# Ngô Quốc Anh

## January 8, 2011

### A funny limit involving sine function

Filed under: Các Bài Tập Nhỏ, Giải Tích 1 — Ngô Quốc Anh @ 2:32

Today, I have been asked to calculate the following limit

$\displaystyle \mathop {\lim }\limits_{n \to + \infty } \sin (\sin \overbrace {(...(}^n\sin x)...))$

for each fixed $x \in [0,2\pi]$. From the mathematical point of view, we can assume $x \in (-\frac{\pi}{2}, \frac{\pi}{2})$ as we just replace $x$ by $\sin (\sin x))$ if necessary.

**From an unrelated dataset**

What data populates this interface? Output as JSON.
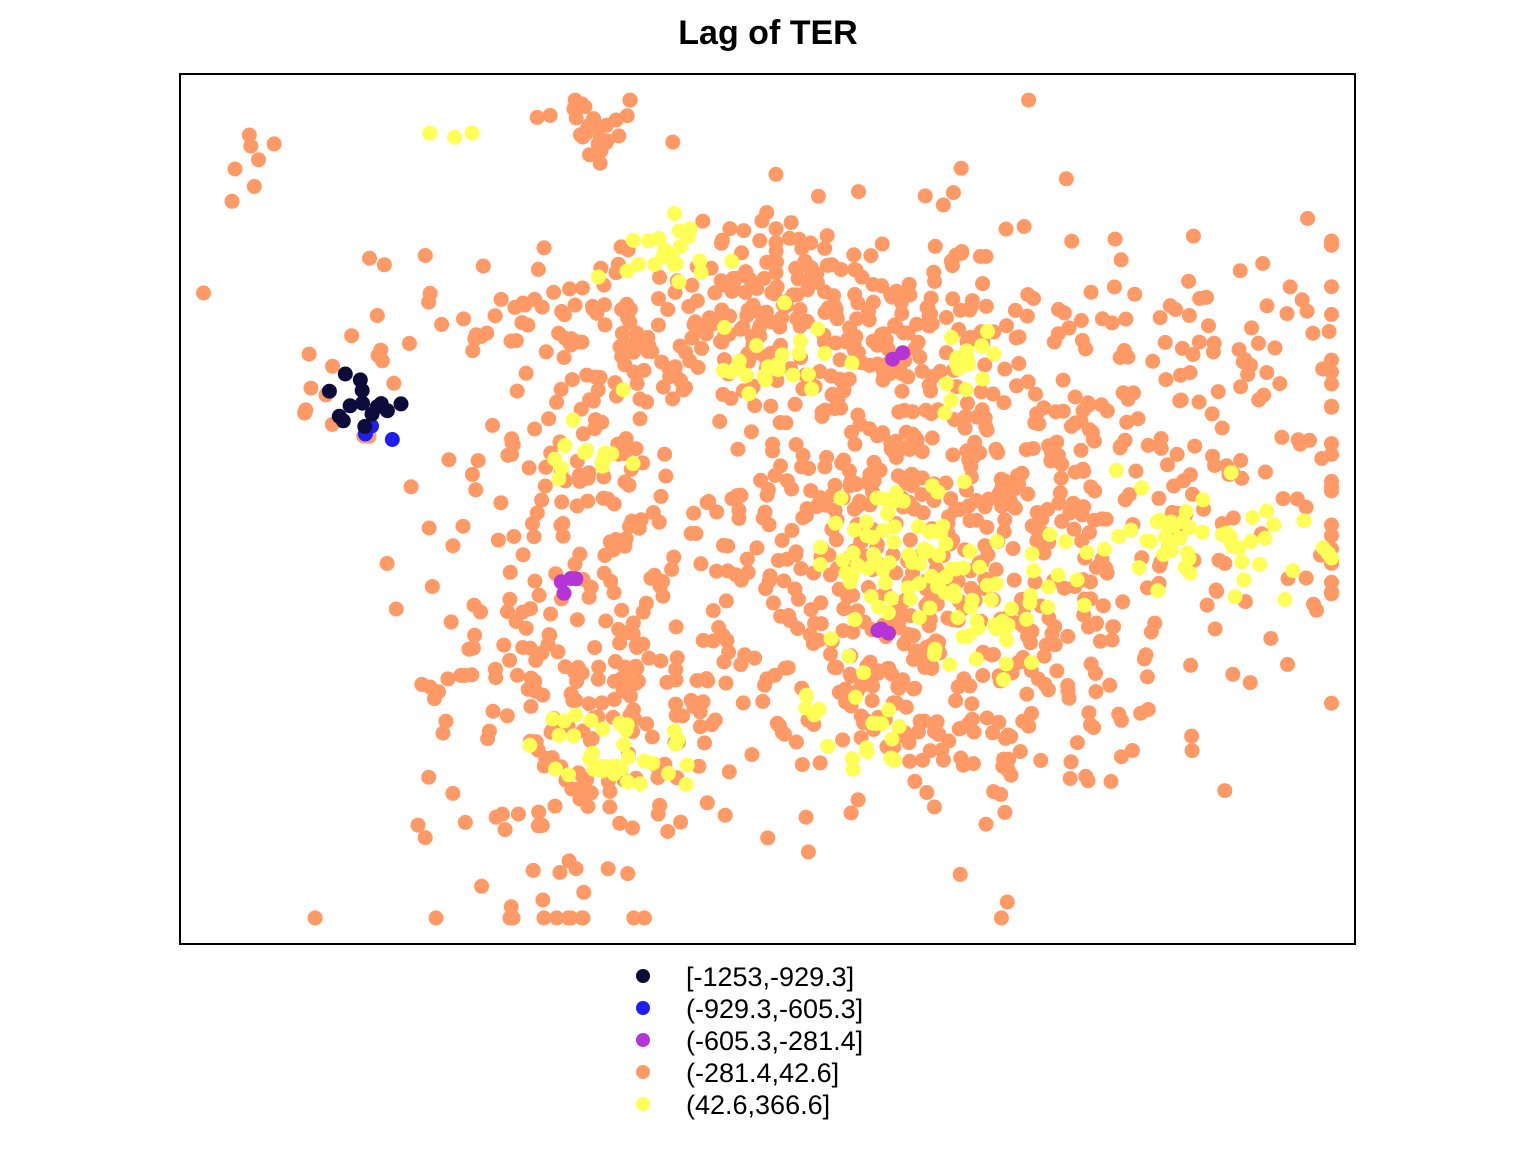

There are three possible cases

Case 1. $x \in (0, \frac{\pi}{2})$. In this case, it is well known that function $\frac{\sin x}{x}$ is monotone decreasing since

$\displaystyle {\left( {\frac{{\sin x}}{x}} \right)^\prime } = \frac{{x\cos x - \sin x}}{{{x^2}}} = \frac{{\cos x}}{{{x^2}}}\left( {x - \tan x} \right) \leqslant 0$

in its domain. Consequently, it holds

$\displaystyle 0 \leqslant \frac{{\sin (\sin \overbrace {(...(}^n\sin x)...))}}{{\sin \underbrace {(...(}_n\sin x)...)}} \leqslant \frac{{\sin (\sin \overbrace {(...(}^{n - 1}\sin x)...))}}{{\sin \underbrace {(...(}_{n - 1}\sin x)...)}} \leqslant \cdots \leqslant \frac{{\sin (\sin (x))}}{{\sin x}} \leqslant \frac{{\sin x}}{x}.$

It turns out that

$\displaystyle 0 \leqslant \sin (\sin \overbrace {(...(}^n\sin x)...)) = \frac{{\sin (\sin \overbrace {(...(}^n\sin x)...))}}{{\sin \underbrace {(...(}_n\sin x)...)}}\frac{{\sin (\sin \overbrace {(...(}^{n - 1}\sin x)...))}}{{\sin \underbrace {(...(}_{n - 1}\sin x)...)}} \cdots \frac{{\sin (\sin (x))}}{{\sin x}}\sin x \leqslant {\left( {\frac{{\sin x}}{x}} \right)^{n - 1}}\sin x.$

Keep in mind that

$\displaystyle {\left( {\frac{{\sin x}}{x}} \right)^{n - 1}}\sin x \to 0$

as $n \to \infty$. Thus

$\displaystyle \mathop {\lim }\limits_{n \to + \infty } \sin (\sin \overbrace {(...(}^n\sin x)...))=0.$

Case 2. $x \in (-\frac{\pi}{2}, 0)$. Due to the fact that $\sin x$ is odd with respect to $x$, we can replace $x$ by $-x$ to reach to the result

$\displaystyle \mathop {\lim }\limits_{n \to + \infty } \sin (\sin \overbrace {(...(}^n\sin x)...))=0.$

Case 3. $x=0$. This is trivial.

Taking into account above cases we deduce that

$\displaystyle \mathop {\lim }\limits_{n \to + \infty } \sin (\sin \overbrace {(...(}^n\sin x)...))=0$

for any $x$.

Set $x_n := \sin (x_{n-1})$, $x_1 := \sin x$. The claim is that that the limit exists and is zero. To prove it, we may assume that $0 \le x_1\le1$. Since $0\le x_1 < \pi/2$, $(x_n)$ is a decreasing sequence of nonnegative numbers, hence has a limit. The limit, L, must be zero, which follows from $L = \lim \sin x_n = \sin L$.